A Princeton professor 's husband says high-powered mums need spouses to bear most of the burden at home

For women to compete fairly with men in the workplace, it’s not enough for men to simply help at home — they need to take the lead.

At least that’s what Andrew Moravcsik writes in an Atlantic essay published Thursday titled, “Why I Put My Wife’s Career First.”

In 2012, Princeton professor Anne-Marie Slaughter published a much-discussed essay in The Atlantic titled, “Why Women Still Can’t Have It All,” which inflamed a public debate about women in the workplace and work-life balance.

In it, she explained why she left her high-powered job in Washington, D.C., working as the first woman director of policy planning at the State Department to return to her family in Princeton, New Jersey, and she explained that for women to truly “have it all,” there first needs to be an economic and societal shift in America.

Now, in part two of the story, Slughter’s husband, Moravcsik, details his experience taking the lead as a parent while his wife ascended from one high-powered job to the next.

“From the beginning, Anne-Marie’s jobs at Harvard and Princeton imposed greater demands than mine, because she entered the university-administration track early on; she also accepted more outside leadership roles,” Moravcsik writes. “And, as we learned, intense jobs tend to beget even more intense jobs — a phenomenon that, in Anne-Marie’s case, led to a deanship at Princeton, followed by one of the highest positions at the State Department, followed by the leadership of a major nonprofit.”

During this time, Moravcsik says Slaughter was actively involved with their two boys’ lives, and is emotionally close to both sons. “But none of this is lead parenting.

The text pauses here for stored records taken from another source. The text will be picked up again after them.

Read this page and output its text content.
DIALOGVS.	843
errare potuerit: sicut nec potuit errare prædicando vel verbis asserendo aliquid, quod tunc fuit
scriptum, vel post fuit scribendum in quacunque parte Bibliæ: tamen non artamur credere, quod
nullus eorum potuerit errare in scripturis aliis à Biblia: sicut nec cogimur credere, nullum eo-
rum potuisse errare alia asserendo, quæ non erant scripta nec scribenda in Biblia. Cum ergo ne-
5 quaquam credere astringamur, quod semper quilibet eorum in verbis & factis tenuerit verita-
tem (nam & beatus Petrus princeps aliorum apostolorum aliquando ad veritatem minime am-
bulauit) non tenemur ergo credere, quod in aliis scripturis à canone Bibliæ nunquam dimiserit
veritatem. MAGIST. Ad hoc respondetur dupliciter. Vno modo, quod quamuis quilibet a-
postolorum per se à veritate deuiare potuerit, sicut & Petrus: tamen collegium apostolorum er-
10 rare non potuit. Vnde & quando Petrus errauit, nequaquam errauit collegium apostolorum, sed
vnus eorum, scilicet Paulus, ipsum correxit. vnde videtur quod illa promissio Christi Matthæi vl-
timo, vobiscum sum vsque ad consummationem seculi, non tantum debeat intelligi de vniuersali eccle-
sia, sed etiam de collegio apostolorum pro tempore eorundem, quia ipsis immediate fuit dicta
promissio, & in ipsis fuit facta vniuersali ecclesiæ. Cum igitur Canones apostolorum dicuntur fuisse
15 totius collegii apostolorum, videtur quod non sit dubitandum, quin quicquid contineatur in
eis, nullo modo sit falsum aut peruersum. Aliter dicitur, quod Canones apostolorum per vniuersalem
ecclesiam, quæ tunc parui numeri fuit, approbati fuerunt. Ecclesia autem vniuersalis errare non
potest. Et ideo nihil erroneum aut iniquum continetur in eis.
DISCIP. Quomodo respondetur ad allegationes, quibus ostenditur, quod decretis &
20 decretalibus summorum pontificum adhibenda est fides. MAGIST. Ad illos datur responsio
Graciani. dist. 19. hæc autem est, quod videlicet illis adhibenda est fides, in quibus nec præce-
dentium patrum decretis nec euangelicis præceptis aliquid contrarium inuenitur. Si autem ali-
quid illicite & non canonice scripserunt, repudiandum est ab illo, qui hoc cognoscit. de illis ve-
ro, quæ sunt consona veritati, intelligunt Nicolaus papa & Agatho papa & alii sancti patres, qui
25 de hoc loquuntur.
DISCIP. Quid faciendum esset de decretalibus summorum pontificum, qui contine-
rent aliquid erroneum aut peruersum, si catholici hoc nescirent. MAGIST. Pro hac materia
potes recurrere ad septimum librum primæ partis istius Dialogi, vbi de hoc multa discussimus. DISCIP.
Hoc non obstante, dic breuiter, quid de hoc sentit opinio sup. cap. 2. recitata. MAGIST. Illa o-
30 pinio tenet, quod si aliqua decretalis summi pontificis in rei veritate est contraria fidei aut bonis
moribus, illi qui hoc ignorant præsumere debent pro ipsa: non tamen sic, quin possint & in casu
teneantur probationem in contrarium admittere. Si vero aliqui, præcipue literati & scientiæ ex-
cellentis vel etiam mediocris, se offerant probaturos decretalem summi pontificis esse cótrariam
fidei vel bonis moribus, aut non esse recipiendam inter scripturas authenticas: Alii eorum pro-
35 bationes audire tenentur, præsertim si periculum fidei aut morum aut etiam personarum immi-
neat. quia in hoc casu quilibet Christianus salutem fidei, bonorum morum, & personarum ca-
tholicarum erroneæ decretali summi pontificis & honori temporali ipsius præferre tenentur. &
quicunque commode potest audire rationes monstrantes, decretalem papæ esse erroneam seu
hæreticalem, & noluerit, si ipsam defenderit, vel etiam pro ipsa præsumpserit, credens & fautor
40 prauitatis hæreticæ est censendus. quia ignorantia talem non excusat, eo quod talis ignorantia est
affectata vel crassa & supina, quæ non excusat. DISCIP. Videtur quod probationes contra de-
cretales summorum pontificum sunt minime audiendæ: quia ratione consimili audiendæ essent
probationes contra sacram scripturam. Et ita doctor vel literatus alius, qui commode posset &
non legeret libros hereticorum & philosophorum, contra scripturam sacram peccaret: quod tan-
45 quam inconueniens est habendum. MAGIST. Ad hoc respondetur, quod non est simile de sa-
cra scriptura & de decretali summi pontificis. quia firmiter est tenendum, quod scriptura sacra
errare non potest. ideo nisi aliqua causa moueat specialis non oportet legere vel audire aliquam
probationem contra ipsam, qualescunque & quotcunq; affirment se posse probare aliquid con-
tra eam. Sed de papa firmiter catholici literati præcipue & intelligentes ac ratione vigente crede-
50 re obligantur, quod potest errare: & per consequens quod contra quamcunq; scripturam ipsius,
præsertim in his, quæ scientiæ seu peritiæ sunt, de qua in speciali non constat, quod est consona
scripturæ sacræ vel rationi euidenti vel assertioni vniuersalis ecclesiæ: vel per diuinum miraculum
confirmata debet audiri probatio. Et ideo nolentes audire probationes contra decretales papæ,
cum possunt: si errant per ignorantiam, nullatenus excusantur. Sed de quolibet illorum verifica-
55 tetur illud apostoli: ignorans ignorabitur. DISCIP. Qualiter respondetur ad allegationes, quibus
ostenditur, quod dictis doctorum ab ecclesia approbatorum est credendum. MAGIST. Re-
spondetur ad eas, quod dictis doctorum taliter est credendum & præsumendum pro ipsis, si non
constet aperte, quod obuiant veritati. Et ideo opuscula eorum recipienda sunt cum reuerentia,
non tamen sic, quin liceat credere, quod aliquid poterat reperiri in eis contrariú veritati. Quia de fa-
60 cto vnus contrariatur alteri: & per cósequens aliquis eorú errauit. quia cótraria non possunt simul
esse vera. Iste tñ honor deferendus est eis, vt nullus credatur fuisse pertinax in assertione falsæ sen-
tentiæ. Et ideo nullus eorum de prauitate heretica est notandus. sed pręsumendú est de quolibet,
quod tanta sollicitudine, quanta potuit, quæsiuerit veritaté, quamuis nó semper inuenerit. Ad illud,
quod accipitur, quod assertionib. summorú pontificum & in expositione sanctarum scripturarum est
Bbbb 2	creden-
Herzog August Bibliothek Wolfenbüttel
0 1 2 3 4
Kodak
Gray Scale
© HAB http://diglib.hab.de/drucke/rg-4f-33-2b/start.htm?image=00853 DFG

Lead parenting is being on the front lines of everyday life,” he explains. That’s the role Moravcsik says he was happy to take on.

“In my years as lead parent, I have gotten the kids out of the house in the morning; enforced bedtimes at night; monitored computer and TV use; attempted to ensure that homework got done right; encouraged involvement in sports and music; attended the baseball games, piano lessons, plays, and concerts that resulted; and kept tabs on social lives,” he details. “To this day, I am listed first on emergency forms; I am the parent who drops everything in the event of a crisis.”

This role has taken a toll on Moravcsik’s professional productivity, he says, but there was never any question that he would take it on, since Slaughter’s career is “incompatible with being a lead parent.” As he explains, “When a TV network seeks an interview, a CEO calls a board meeting, the secretary of state seeks your advice, or a donor wants you to travel to a fund-raising meeting, showing up is nonnegotiable.”

Moravcsik contends that many successful women in high-powered jobs have spouses who take the lead at home.

“A female business executive willing to do what it takes to get to the top — go on every trip, meet every client, accept every promotion, even pick up and move to a new location when asked — needs what male CEOs have always had: a spouse who bears most of the burden at home,” he writes.

Moravcsik says stepping into this role isn’t easy for most men, especially in places where workplace policies and expectations haven’t evolved to allow dads to take the lead without penalty. Social obstacles present a challenge, too, he says, as the idea of dads taking the lead still makes many people uncomfortable.

“A dad in his 20s or 30s who takes some time off to care for an infant is adorable. (Think of those Samsung commercials with Dax Shepard and Kristen Bell.) But a dad in his 40s or 50s who limits his work schedule or professional ambition to attend to a teenager is suspect,” he writes.

Few men can get away with tweaking stereotypes, Moravcsik says, and having a secure professional reputation that an Ivy League professorship offers — a luxury not every dad has — certainly helps.

When parenting networks are mostly comprised of mums, Moravcsik says most fathers have difficulty finding buddies from whom to seek support.

And while juggling parenting and career leaves many feeling inadequate at both, Moravcsik suspects this affects men more “because men are taught early on that we are — or should be — in control. Losing control is emasculating. But if you don’t have the sense that things are out of control much of the time, you’re not really a lead parent. You’re just helping out.”

Still, Moravcsik holds that taking the lead can greatly benefit dads. For one thing, he says it can make for a happier marriage, and for another, he’s able to offer a special form of parenting his wife might not. And according to Moravcsik, being lead dad makes life more fulfilling.

“Both sexes are trapped in the same system, which has defined a one-dimensional role for each,” he writes. “By being a lead parent, men can get what many mums have long had — a very close relationship with their kids.”

“At the end of life, we know that a top regret of most men is that they did not lead the caring and connected life they wanted, but rather the career-oriented life that was expected of them. I will not have that regret,” he concludes.